The project will develop an IIGCC investor guide focusing on physical climate risk analysis with technical input from the specialist advisory firms Acclimatise and Chronos Sustainability, in collaboration with IIGCC members.
IIGCC is leading the initiative with the support of the Universities Superannuation Scheme (USS), one of the UK’s largest pension funds. Stephanie Pfeifer, CEO, Institutional Investors Group on Climate Change, explains: “In many ways, adaptation is the missing issue in the climate change debate. IIGCC’s new initiative will help investors to understand its importance and act on adaptation to climate change as an investment issue. This includes ensuring investors have the practical tools to account for the physical risks of climate change and are able to act on the opportunities found in addressing the issue, across both investment decisions and company engagement.”
David Russell, Head of Responsible Investment at USS, adds: “One of the key contributions of this project will be to focus on the risk posed by climate change across a range of asset classes.
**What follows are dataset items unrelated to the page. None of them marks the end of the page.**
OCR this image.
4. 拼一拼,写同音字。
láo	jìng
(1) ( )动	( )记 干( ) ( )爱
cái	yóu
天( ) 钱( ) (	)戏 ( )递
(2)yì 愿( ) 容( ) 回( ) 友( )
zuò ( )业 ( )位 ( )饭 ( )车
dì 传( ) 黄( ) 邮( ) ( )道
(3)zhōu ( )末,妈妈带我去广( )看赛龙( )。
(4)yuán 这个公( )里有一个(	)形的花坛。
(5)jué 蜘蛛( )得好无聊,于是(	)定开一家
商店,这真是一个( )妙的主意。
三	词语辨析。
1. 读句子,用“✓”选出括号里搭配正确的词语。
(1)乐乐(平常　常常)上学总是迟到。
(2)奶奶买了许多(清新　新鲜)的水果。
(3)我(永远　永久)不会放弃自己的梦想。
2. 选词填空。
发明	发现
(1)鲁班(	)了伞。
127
This will include sectors that are both dependent on access to water and other environmental resources, and those potentially impacted by a changing climate.”
The new guidance will include an introduction to the investment implications of physical climate hazards, and will collate information on tools and data sources needed to manage physical climate risks. Available later this summer, the guidance also aims to propose a process that investors can go through to identify, assess, manage and disclose climate-related physical risks and opportunities across their portfolios.
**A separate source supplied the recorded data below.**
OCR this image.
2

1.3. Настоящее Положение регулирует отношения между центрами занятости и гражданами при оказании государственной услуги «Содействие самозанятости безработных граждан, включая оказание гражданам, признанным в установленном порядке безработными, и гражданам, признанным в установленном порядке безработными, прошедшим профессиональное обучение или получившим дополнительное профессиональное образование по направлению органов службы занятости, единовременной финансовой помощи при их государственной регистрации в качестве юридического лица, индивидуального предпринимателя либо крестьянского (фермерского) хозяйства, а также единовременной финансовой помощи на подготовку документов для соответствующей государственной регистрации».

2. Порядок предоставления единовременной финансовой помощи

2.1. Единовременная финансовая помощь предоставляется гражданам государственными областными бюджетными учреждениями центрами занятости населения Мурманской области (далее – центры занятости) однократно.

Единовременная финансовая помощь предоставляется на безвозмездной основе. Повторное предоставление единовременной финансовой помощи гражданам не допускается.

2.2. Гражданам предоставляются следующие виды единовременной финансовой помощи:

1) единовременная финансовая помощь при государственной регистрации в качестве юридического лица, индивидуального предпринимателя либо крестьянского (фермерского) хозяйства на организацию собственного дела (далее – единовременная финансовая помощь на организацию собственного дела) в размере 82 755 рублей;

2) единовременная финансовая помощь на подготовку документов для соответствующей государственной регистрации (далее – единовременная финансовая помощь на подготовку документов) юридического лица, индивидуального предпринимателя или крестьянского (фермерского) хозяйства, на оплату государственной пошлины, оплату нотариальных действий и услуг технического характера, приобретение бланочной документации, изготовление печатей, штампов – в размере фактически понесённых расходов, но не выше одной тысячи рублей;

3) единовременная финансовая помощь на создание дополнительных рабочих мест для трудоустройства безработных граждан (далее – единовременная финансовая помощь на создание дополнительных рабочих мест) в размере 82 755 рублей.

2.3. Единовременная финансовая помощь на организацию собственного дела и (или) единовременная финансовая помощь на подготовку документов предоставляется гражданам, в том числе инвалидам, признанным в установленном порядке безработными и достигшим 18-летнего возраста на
The United Nations Environment Programme has shown that the cost of necessary adaptation to climate change is between $140 to $300 billion per year across the global economy by 2030 alone, and point to a major gap in adaptation finance[. This offers potential new investment opportunities, in which investors can help build broader climate resilience, while also mitigating future losses otherwise incurred. This initiative will help investors better understand the nature of this opportunity.
The initiative is delivered as part of IIGCC’s ‘Investor Practices’ programme, which helps asset owners and managers better assess and manage both climate risk and opportunity, and to report on their actions more effectively.